I don't doubt their entire service could be a monolithic, small, and easily comprehensible node app running on some consumer PC hardware at the company HQ. You're never going to outgrow that in their business. It'd likely run off a macbook with some engineering discipline.
Instead it's probably a confusing mess of microservices in a Kubernetes cluster, each running in its own Docker container for "isolation", glued together with some YAML magic and a few bash scripts, tunneling XMPP over gRPC "because it's faster", behind an Istio mesh someone half-configured, talking to a bunch of managed cloud services across AWS and GCP "for redundancy", with Redis caches scattered around "just in case", logs streaming into three different observability tools (none of them fully set up), CI/CD powered by GitHub Actions triggering Terraform deployments through a Slack bot, autoscaling turned on "with default settings", and of course there's a blockchain component for audit logs - though no one remembers why - and a colocated 96-core fifteen-thousand dollar server running a cron job that updates a config file in S3 every hour "to keep things in sync".
Too bad the entire thing relies on those JIDs containing PII now, which everyone is afraid of changing. The solution? Slap another micro-service in front that translates them to something else. Devs have been unsuccessfully trying to get exactly that deployed for weeks now. But cut them some slack: getting shit done is hard when you're overqualified for your job.
You absolutely nailed it. As the researcher who found these vulns, I can confirm the over-engineering is real.
They literally had internal user IDs (ofId) already implemented and working, but kept the email-based JIDs for "legacy support." The entire XMPP system could have used these internal IDs from day one.
The "14 months to fix" claim was even more ridiculous when you realize the fix was just... using the IDs they already had. No architectural changes needed.

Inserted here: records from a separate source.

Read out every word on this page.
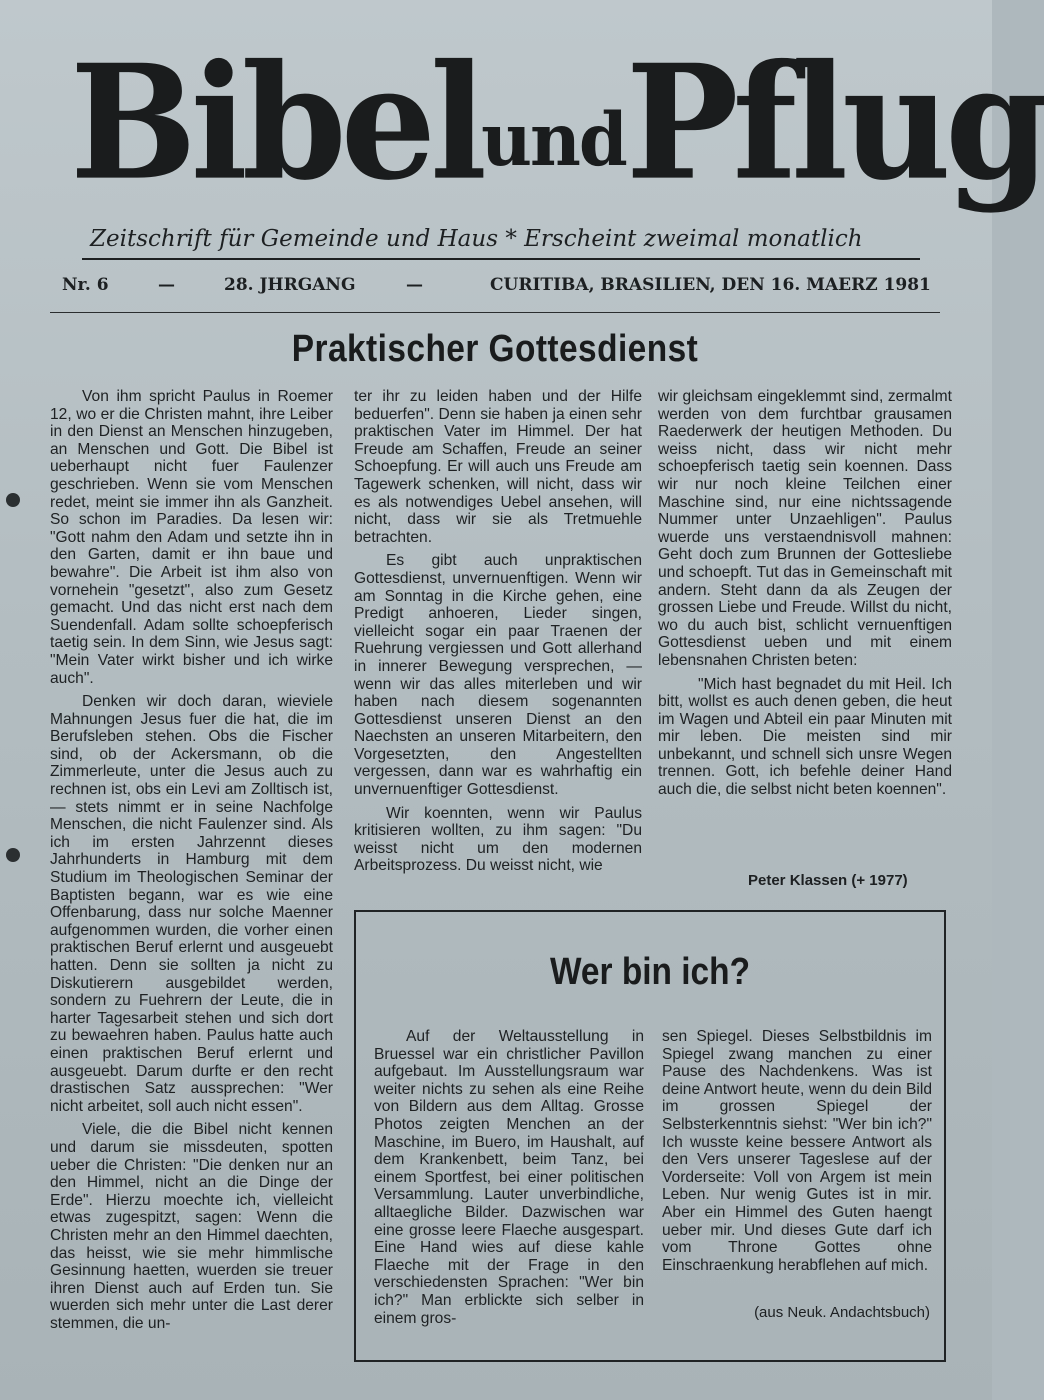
BibelundPflug
Zeitschrift für Gemeinde und Haus * Erscheint zweimal monatlich
Nr. 6	—	28. JHRGANG	—	CURITIBA, BRASILIEN, DEN 16. MAERZ 1981
Praktischer Gottesdienst

Von ihm spricht Paulus in Roemer 12, wo er die Christen mahnt, ihre Leiber in den Dienst an Menschen hinzugeben, an Menschen und Gott. Die Bibel ist ueberhaupt nicht fuer Faulenzer geschrieben. Wenn sie vom Menschen redet, meint sie immer ihn als Ganzheit. So schon im Paradies. Da lesen wir: "Gott nahm den Adam und setzte ihn in den Garten, damit er ihn baue und bewahre". Die Arbeit ist ihm also von vornehein "gesetzt", also zum Gesetz gemacht. Und das nicht erst nach dem Suendenfall. Adam sollte schoepferisch taetig sein. In dem Sinn, wie Jesus sagt: "Mein Vater wirkt bisher und ich wirke auch".

Denken wir doch daran, wieviele Mahnungen Jesus fuer die hat, die im Berufsleben stehen. Obs die Fischer sind, ob der Ackersmann, ob die Zimmerleute, unter die Jesus auch zu rechnen ist, obs ein Levi am Zolltisch ist, — stets nimmt er in seine Nachfolge Menschen, die nicht Faulenzer sind. Als ich im ersten Jahrzennt dieses Jahrhunderts in Hamburg mit dem Studium im Theologischen Seminar der Baptisten begann, war es wie eine Offenbarung, dass nur solche Maenner aufgenommen wurden, die vorher einen praktischen Beruf erlernt und ausgeuebt hatten. Denn sie sollten ja nicht zu Diskutierern ausgebildet werden, sondern zu Fuehrern der Leute, die in harter Tagesarbeit stehen und sich dort zu bewaehren haben. Paulus hatte auch einen praktischen Beruf erlernt und ausgeuebt. Darum durfte er den recht drastischen Satz aussprechen: "Wer nicht arbeitet, soll auch nicht essen".

Viele, die die Bibel nicht kennen und darum sie missdeuten, spotten ueber die Christen: "Die denken nur an den Himmel, nicht an die Dinge der Erde". Hierzu moechte ich, vielleicht etwas zugespitzt, sagen: Wenn die Christen mehr an den Himmel daechten, das heisst, wie sie mehr himmlische Gesinnung haetten, wuerden sie treuer ihren Dienst auch auf Erden tun. Sie wuerden sich mehr unter die Last derer stemmen, die un-

ter ihr zu leiden haben und der Hilfe beduerfen". Denn sie haben ja einen sehr praktischen Vater im Himmel. Der hat Freude am Schaffen, Freude an seiner Schoepfung. Er will auch uns Freude am Tagewerk schenken, will nicht, dass wir es als notwendiges Uebel ansehen, will nicht, dass wir sie als Tretmuehle betrachten.

Es gibt auch unpraktischen Gottesdienst, unvernuenftigen. Wenn wir am Sonntag in die Kirche gehen, eine Predigt anhoeren, Lieder singen, vielleicht sogar ein paar Traenen der Ruehrung vergiessen und Gott allerhand in innerer Bewegung versprechen, — wenn wir das alles miterleben und wir haben nach diesem sogenannten Gottesdienst unseren Dienst an den Naechsten an unseren Mitarbeitern, den Vorgesetzten, den Angestellten vergessen, dann war es wahrhaftig ein unvernuenftiger Gottesdienst.

Wir koennten, wenn wir Paulus kritisieren wollten, zu ihm sagen: "Du weisst nicht um den modernen Arbeitsprozess. Du weisst nicht, wie

wir gleichsam eingeklemmt sind, zermalmt werden von dem furchtbar grausamen Raederwerk der heutigen Methoden. Du weiss nicht, dass wir nicht mehr schoepferisch taetig sein koennen. Dass wir nur noch kleine Teilchen einer Maschine sind, nur eine nichtssagende Nummer unter Unzaehligen". Paulus wuerde uns verstaendnisvoll mahnen: Geht doch zum Brunnen der Gottesliebe und schoepft. Tut das in Gemeinschaft mit andern. Steht dann da als Zeugen der grossen Liebe und Freude. Willst du nicht, wo du auch bist, schlicht vernuenftigen Gottesdienst ueben und mit einem lebensnahen Christen beten:

"Mich hast begnadet du mit Heil. Ich bitt, wollst es auch denen geben, die heut im Wagen und Abteil ein paar Minuten mit mir leben. Die meisten sind mir unbekannt, und schnell sich unsre Wegen trennen. Gott, ich befehle deiner Hand auch die, die selbst nicht beten koennen".

Peter Klassen (+ 1977)
Wer bin ich?

Auf der Weltausstellung in Bruessel war ein christlicher Pavillon aufgebaut. Im Ausstellungsraum war weiter nichts zu sehen als eine Reihe von Bildern aus dem Alltag. Grosse Photos zeigten Menchen an der Maschine, im Buero, im Haushalt, auf dem Krankenbett, beim Tanz, bei einem Sportfest, bei einer politischen Versammlung. Lauter unverbindliche, alltaegliche Bilder. Dazwischen war eine grosse leere Flaeche ausgespart. Eine Hand wies auf diese kahle Flaeche mit der Frage in den verschiedensten Sprachen: "Wer bin ich?" Man erblickte sich selber in einem gros-

sen Spiegel. Dieses Selbstbildnis im Spiegel zwang manchen zu einer Pause des Nachdenkens. Was ist deine Antwort heute, wenn du dein Bild im grossen Spiegel der Selbsterkenntnis siehst: "Wer bin ich?" Ich wusste keine bessere Antwort als den Vers unserer Tageslese auf der Vorderseite: Voll von Argem ist mein Leben. Nur wenig Gutes ist in mir. Aber ein Himmel des Guten haengt ueber mir. Und dieses Gute darf ich vom Throne Gottes ohne Einschraenkung herabflehen auf mich.

(aus Neuk. Andachtsbuch)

They even admitted they had a 1-month fix ready but chose not to deploy it.
Your microservice translation layer guess is scary accurate - that's essentially what their "v2" endpoints were trying to do. They created new HTTP endpoints that used internal JIDs instead of email-based ones, but the XMPP layer still exposed everything, making the whole effort pointless.
The best part? After going public, they implemented the "impossible" fix in 48 hours. Turns out you don't need 14 months when the Internet is watching.